Ever wish you had a picture of what’s going on inside your brain at night?
The Zeo Sleep Manager, a headband capable of reading brainwaves and transmitting the data to a smartphone or beside monitor, came on the scene in 2009 equipped to give you just such a picture and offer tips on how to improve your sleep. But last week Zeo, Inc., creator of the Zeo Sleep Manager, went belly up.
The announcement took me by surprise. Zeo had loads of satisfied customers.
“Works like a dream.” “It’s made a massive difference in my quality of life.” “Using the Zeo, I began to establish better sleeping habits, resting more soundly and getting something closer to a healthy night’s sleep.”
To Buy or Not to Buy
I came close to buying a Zeo myself. When sleep is a problem—and for me it has been over the years—it’s natural to wonder about the causes. Is it that I’m not getting any deep sleep? Just how many times am I actually waking up?

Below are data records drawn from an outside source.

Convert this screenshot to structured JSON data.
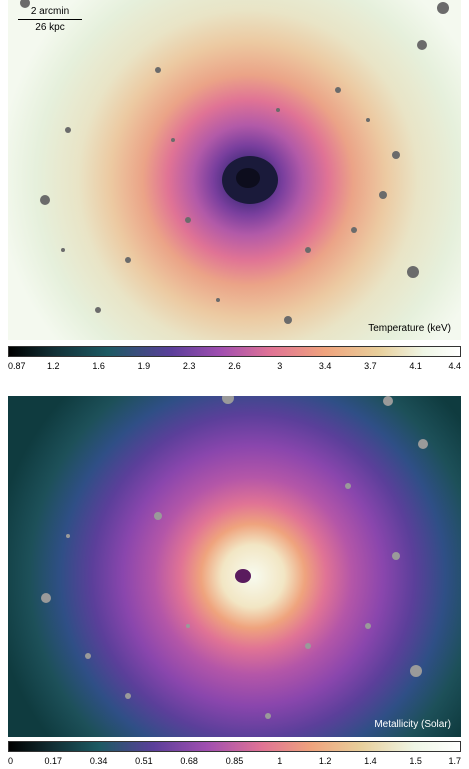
{
  "top_map": {
    "scale_bar": {
      "angular": "2 arcmin",
      "physical": "26 kpc"
    },
    "label": "Temperature (keV)",
    "colorbar_ticks": [
      "0.87",
      "1.2",
      "1.6",
      "1.9",
      "2.3",
      "2.6",
      "3",
      "3.4",
      "3.7",
      "4.1",
      "4.4"
    ],
    "colors": [
      "#e6f0dc",
      "#e9e4c6",
      "#ecc9a1",
      "#eba387",
      "#e07395",
      "#b25aa8",
      "#7a3f9e",
      "#3e2a78",
      "#161c3a"
    ]
  },
  "bottom_map": {
    "label": "Metallicity (Solar)",
    "colorbar_ticks": [
      "0",
      "0.17",
      "0.34",
      "0.51",
      "0.68",
      "0.85",
      "1",
      "1.2",
      "1.4",
      "1.5",
      "1.7"
    ],
    "colors": [
      "#0f3b3f",
      "#1d5059",
      "#2f4f86",
      "#5b3f9a",
      "#8a46ad",
      "#b456a8",
      "#e07395",
      "#efa37d",
      "#f2e6c4",
      "#f8fbef",
      "#5a1b5e"
    ]
  }
}
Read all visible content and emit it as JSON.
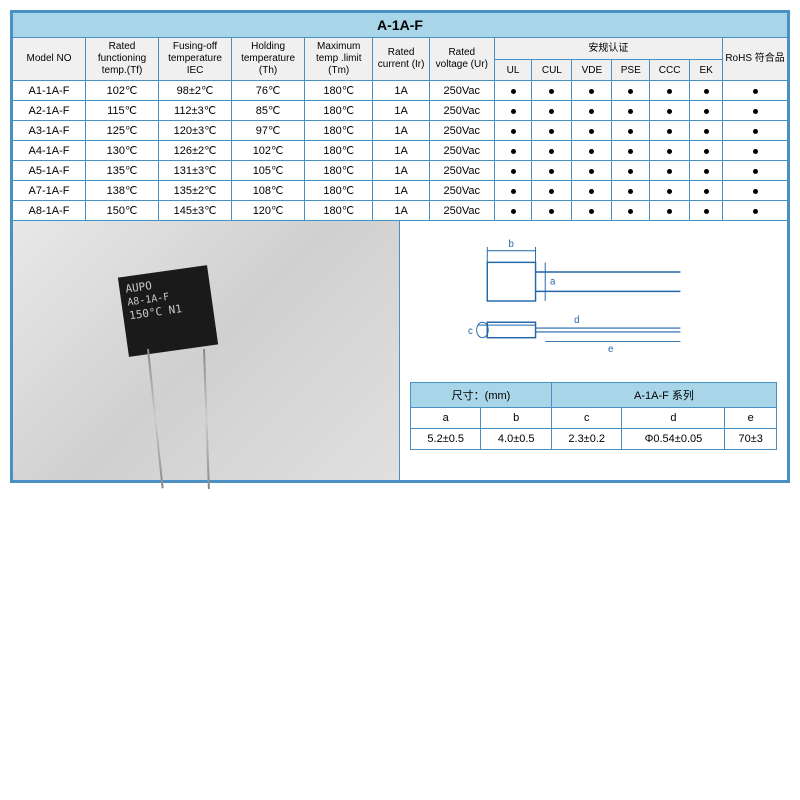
{
  "title": "A-1A-F",
  "main_table": {
    "headers": {
      "model": "Model\nNO",
      "rated_temp": "Rated functioning temp.(Tf)",
      "fusing": "Fusing-off temperature IEC",
      "holding": "Holding temperature (Th)",
      "max_temp": "Maximum temp .limit (Tm)",
      "current": "Rated current (Ir)",
      "voltage": "Rated voltage (Ur)",
      "cert": "安规认证",
      "rohs": "RoHS 符合品",
      "cert_cols": [
        "UL",
        "CUL",
        "VDE",
        "PSE",
        "CCC",
        "EK"
      ]
    },
    "rows": [
      {
        "model": "A1-1A-F",
        "tf": "102℃",
        "fuse": "98±2℃",
        "th": "76℃",
        "tm": "180℃",
        "ir": "1A",
        "ur": "250Vac"
      },
      {
        "model": "A2-1A-F",
        "tf": "115℃",
        "fuse": "112±3℃",
        "th": "85℃",
        "tm": "180℃",
        "ir": "1A",
        "ur": "250Vac"
      },
      {
        "model": "A3-1A-F",
        "tf": "125℃",
        "fuse": "120±3℃",
        "th": "97℃",
        "tm": "180℃",
        "ir": "1A",
        "ur": "250Vac"
      },
      {
        "model": "A4-1A-F",
        "tf": "130℃",
        "fuse": "126±2℃",
        "th": "102℃",
        "tm": "180℃",
        "ir": "1A",
        "ur": "250Vac"
      },
      {
        "model": "A5-1A-F",
        "tf": "135℃",
        "fuse": "131±3℃",
        "th": "105℃",
        "tm": "180℃",
        "ir": "1A",
        "ur": "250Vac"
      },
      {
        "model": "A7-1A-F",
        "tf": "138℃",
        "fuse": "135±2℃",
        "th": "108℃",
        "tm": "180℃",
        "ir": "1A",
        "ur": "250Vac"
      },
      {
        "model": "A8-1A-F",
        "tf": "150℃",
        "fuse": "145±3℃",
        "th": "120℃",
        "tm": "180℃",
        "ir": "1A",
        "ur": "250Vac"
      }
    ]
  },
  "component_label": {
    "line1": "AUPO",
    "line2": "A8-1A-F",
    "line3": "150°C N1"
  },
  "dim_table": {
    "header1": "尺寸：(mm)",
    "header2": "A-1A-F 系列",
    "cols": [
      "a",
      "b",
      "c",
      "d",
      "e"
    ],
    "vals": [
      "5.2±0.5",
      "4.0±0.5",
      "2.3±0.2",
      "Φ0.54±0.05",
      "70±3"
    ]
  },
  "diagram_labels": {
    "a": "a",
    "b": "b",
    "c": "c",
    "d": "d",
    "e": "e"
  },
  "colors": {
    "border": "#4a90c2",
    "header_bg": "#a8d5e8",
    "row_bg": "#ffffff",
    "text": "#000000"
  }
}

The Zeo was affordable ($99 to $149) and the bar graphs it produced were colorful (I’m a sucker for colorful bar graphs!). At a sleep conference, I picked up a handout announcing the results of a study comparing the recording of brainwaves produced by the Zeo to those produced by polysomnography—the test you undergo in a sleep lab. The data recorded by the Zeo tracked closely with the data from the polysomnograms. So why not buy one and see what it could tell me about my sleep?
For starters, I was skeptical that the Zeo would be as accurate as claimed. The study cited above had only 10 subjects—none of them with sleep complaints. The Zeo might work fine for normal sleepers. But would it work for a person with insomnia?
I looked at customer reviews and saw that the Zeo worked like a charm for people whose sleep was basically OK to begin with. Their graphs showing sleep stages looked fairly normal, and the advice provided by Zeo—lower the temperature of your bedroom, keep your sleep on a regular schedule—enabled them to tweak their sleep so that it was sounder and gave them more energy. Sort of like runners who hire coaches to help them fine-tune their stride.
Another Kind of Experience
But insomniacs and people with other sleep problems often found the Zeo wanting. Accuracy was the biggest problem.
“Although I’m a 59-year-old insomniac,” one user complained, “the machine was giving me the “Z score” [a Zeo rating of overall sleep quality] of a 20-year-old olympic athlete!”
“I’ve had two medical sleep studies done,” another user wrote, “and have been diagnosed with minor sleep apnea. I wake up several times an hour, and Zeo is only sensitive to big wake ups, like getting out of bed to go to the bathroom. But there were a couple of instances where it didn’t even capture that.”
People also criticized the coaching component of the Zeo.
“Frankly,” wrote a third user, “all the advice can be compressed into a thin, 8-page ‘sleep hygiene’ booklet, condensed from any book on insomnia.”
Postmortems are blaming this company’s failure on several things: a poor business model, failing to explain the device to consumers, charging too much for replacement headbands, and more. But surely another factor in the demise of the Zeo is that for those of us most likely to have an interest in using it, it couldn’t do what we needed it to do.
Think twice about buying devices such as Fitbit, Lark and UP (which also have sleep tracking capabilities). They may be great at recording the number of steps you’ve taken and the calories you’ve burned. But they’re less sophisticated than the Zeo at showing what could be wrong with your sleep.